Tree issue causes governor to forget his roots

By the Advocate Editorial Board
Aug. 2, 2017 at 4:36 p.m.

Unwanted trees on his property have made Gov. Greg Abbott a little squirrelly. Before becoming governor, Abbott struggled to get the city of Austin to allow him to cut down two trees to clear the way for a swimming pool installation. The city, however, has regulation in place to protect trees of a certain size for myriad reasons - shade, drought reduction, pollution control and historic resonance, just to name a few.

Now, most of us can identify with the frustration of unwanted yardwork, and especially with the battle against what seems like needless red tape. But few would react the way Abbott did - by championing statewide legislation to override local tree ordinances.

We fear the governor is missing the metaphorical forest through his focus on the trees. Conservative philosophy rejects the theory that we can be best governed through a centralized seat of government. It embraces the notion that the ones who know what is best for each community are the people who live in that community, not remote politicians at the capital.

Through his overenthusiastic crusade to remove trees from his land, the governor appears to have forgotten his core principles and those of his constituency.

The city of Cuero, for example, has long defended aging trees, even those in the middle of the road. Several massive trunks sprout through the pavement of North Hunt Street. Residents deal with the disruption in their driving patterns because they believe the benefits the trees provide, both to the environment and the history of their area, are worth the hassle.

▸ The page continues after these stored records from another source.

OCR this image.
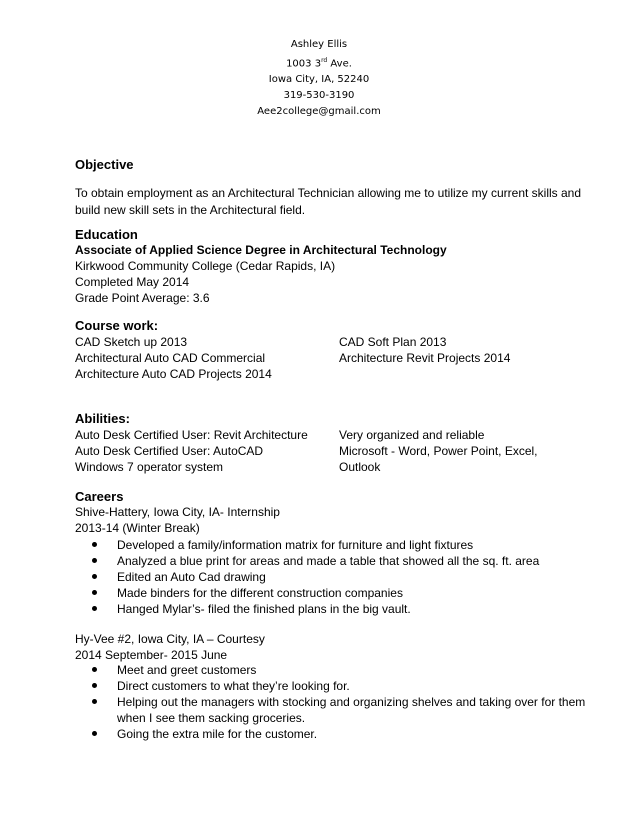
Ashley Ellis
1003 3rd Ave.
Iowa City, IA, 52240
319-530-3190
Aee2college@gmail.com
Objective
To obtain employment as an Architectural Technician allowing me to utilize my current skills and
build new skill sets in the Architectural field.
Education
Associate of Applied Science Degree in Architectural Technology
Kirkwood Community College (Cedar Rapids, IA)
Completed May 2014
Grade Point Average: 3.6
Course work:
CAD Sketch up 2013
Architectural Auto CAD Commercial
Architecture Auto CAD Projects 2014
CAD Soft Plan 2013
Architecture Revit Projects 2014
Abilities:
Auto Desk Certified User: Revit Architecture
Auto Desk Certified User: AutoCAD
Windows 7 operator system
Very organized and reliable
Microsoft - Word, Power Point, Excel,
Outlook
Careers
Shive-Hattery, Iowa City, IA- Internship
2013-14 (Winter Break)
Developed a family/information matrix for furniture and light fixtures
Analyzed a blue print for areas and made a table that showed all the sq. ft. area
Edited an Auto Cad drawing
Made binders for the different construction companies
Hanged Mylar’s- filed the finished plans in the big vault.
Hy-Vee #2, Iowa City, IA – Courtesy
2014 September- 2015 June
Meet and greet customers
Direct customers to what they’re looking for.
Helping out the managers with stocking and organizing shelves and taking over for them when I see them sacking groceries.
Going the extra mile for the customer.
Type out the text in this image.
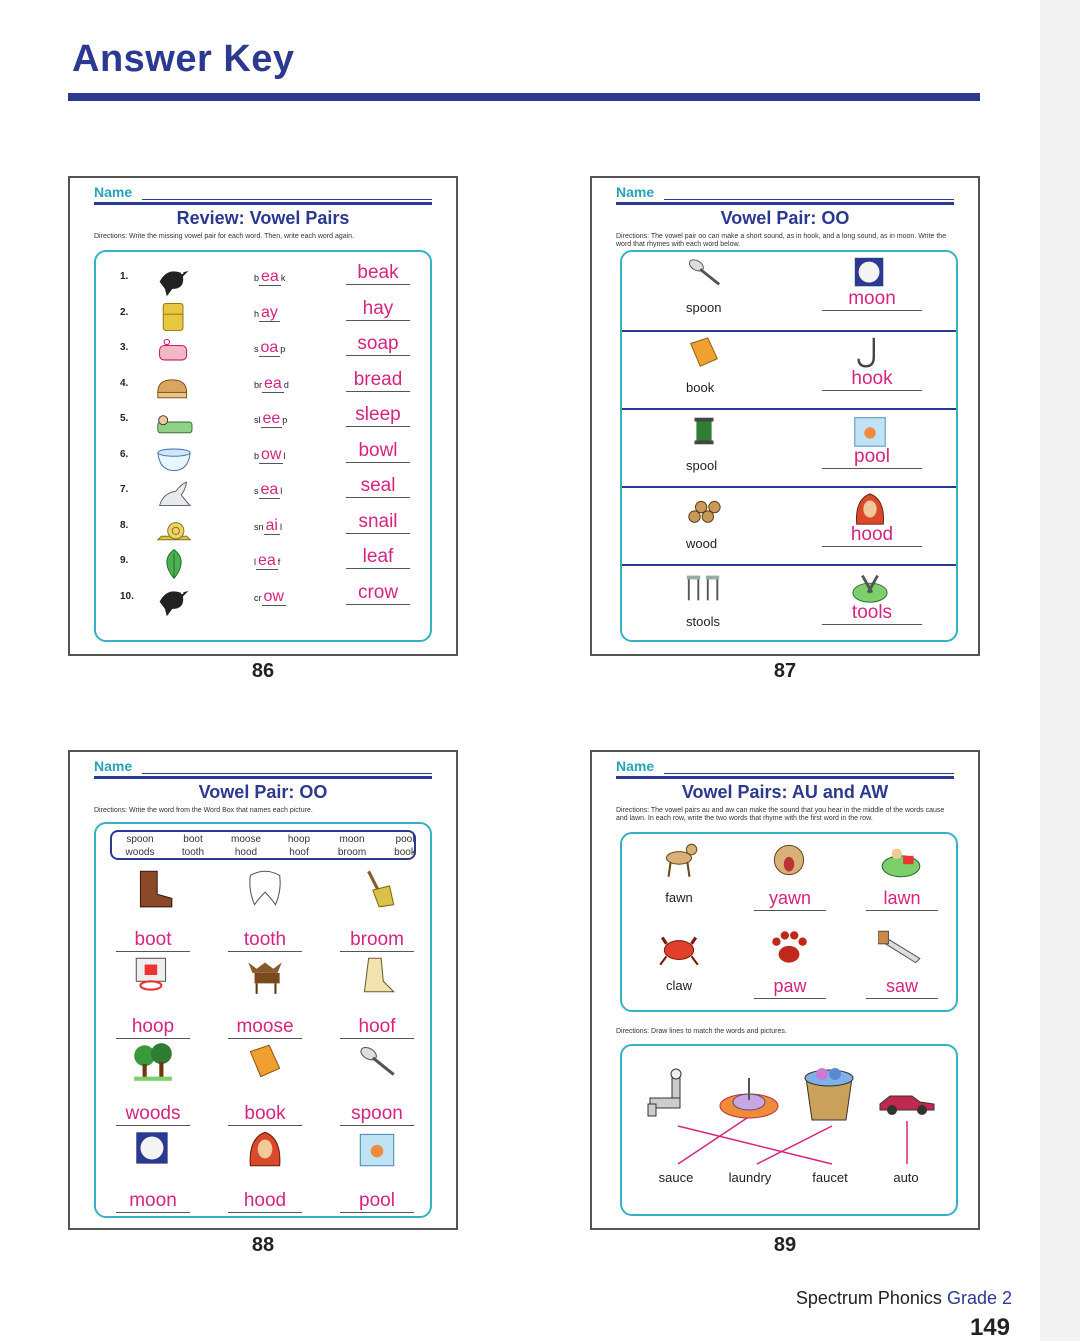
Answer Key
Name
Review: Vowel Pairs
Directions: Write the missing vowel pair for each word. Then, write each word again.
1.	b ea k	beak
2.	h ay	hay
3.	s oa p	soap
4.	br ea d	bread
5.	sl ee p	sleep
6.	b ow l	bowl
7.	s ea l	seal
8.	sn ai l	snail
9.	l ea f	leaf
10.	cr ow	crow
86
Name
Vowel Pair: OO
Directions: The vowel pair oo can make a short sound, as in hook, and a long sound, as in moon. Write the word that rhymes with each word below.
spoon	moon
book	hook
spool	pool
wood	hood
stools	tools
87
Name
Vowel Pair: OO
Directions: Write the word from the Word Box that names each picture.
spoon
woods
boot
tooth
moose
hood
hoop
hoof
moon
broom
pool
book
boot	tooth	broom
hoop	moose	hoof
woods	book	spoon
moon	hood	pool
88
Name
Vowel Pairs: AU and AW
Directions: The vowel pairs au and aw can make the sound that you hear in the middle of the words cause and lawn. In each row, write the two words that rhyme with the first word in the row.
fawn	yawn	lawn
claw	paw	saw
Directions: Draw lines to match the words and pictures.
sauce	laundry	faucet	auto
89
Spectrum Phonics Grade 2
149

Such a situation would be unrealistic in the heavy traffic of Austin, but in Cuero it works just fine. The trees on North Hunt Street highlight the fact that the diverse populations of Texas do not always need identical legislation.

As the Texas Municipal League said, "74 percent of Texans live in our 1,215 towns and cities, and the decisions they have made at the local level have put Texas cities at the top of the nation in success. Stifling their voices through an all-powerful, overreaching state government is a recipe for disaster."

Moreover, the tree issue is part of a disturbing trend during this special legislative session of pushing solutions for problems that do not exist. Even in Austin, the origin of Abbott's fight against city government, tree ordinances have caused little fuss since the early '80s. Michael Embesi, community tree preservation division manager, said these regulations apply to only about 2 percent of the trees in Austin, and it's unusual for someone to appeal them.

We urge the governor to remember his conservative roots and focus instead on issues that actually matter to voters. Continuing to push pet projects through the legislature will only cause his base to splinter.

This opinion reflects the views of the Victoria Advocate's editorial board.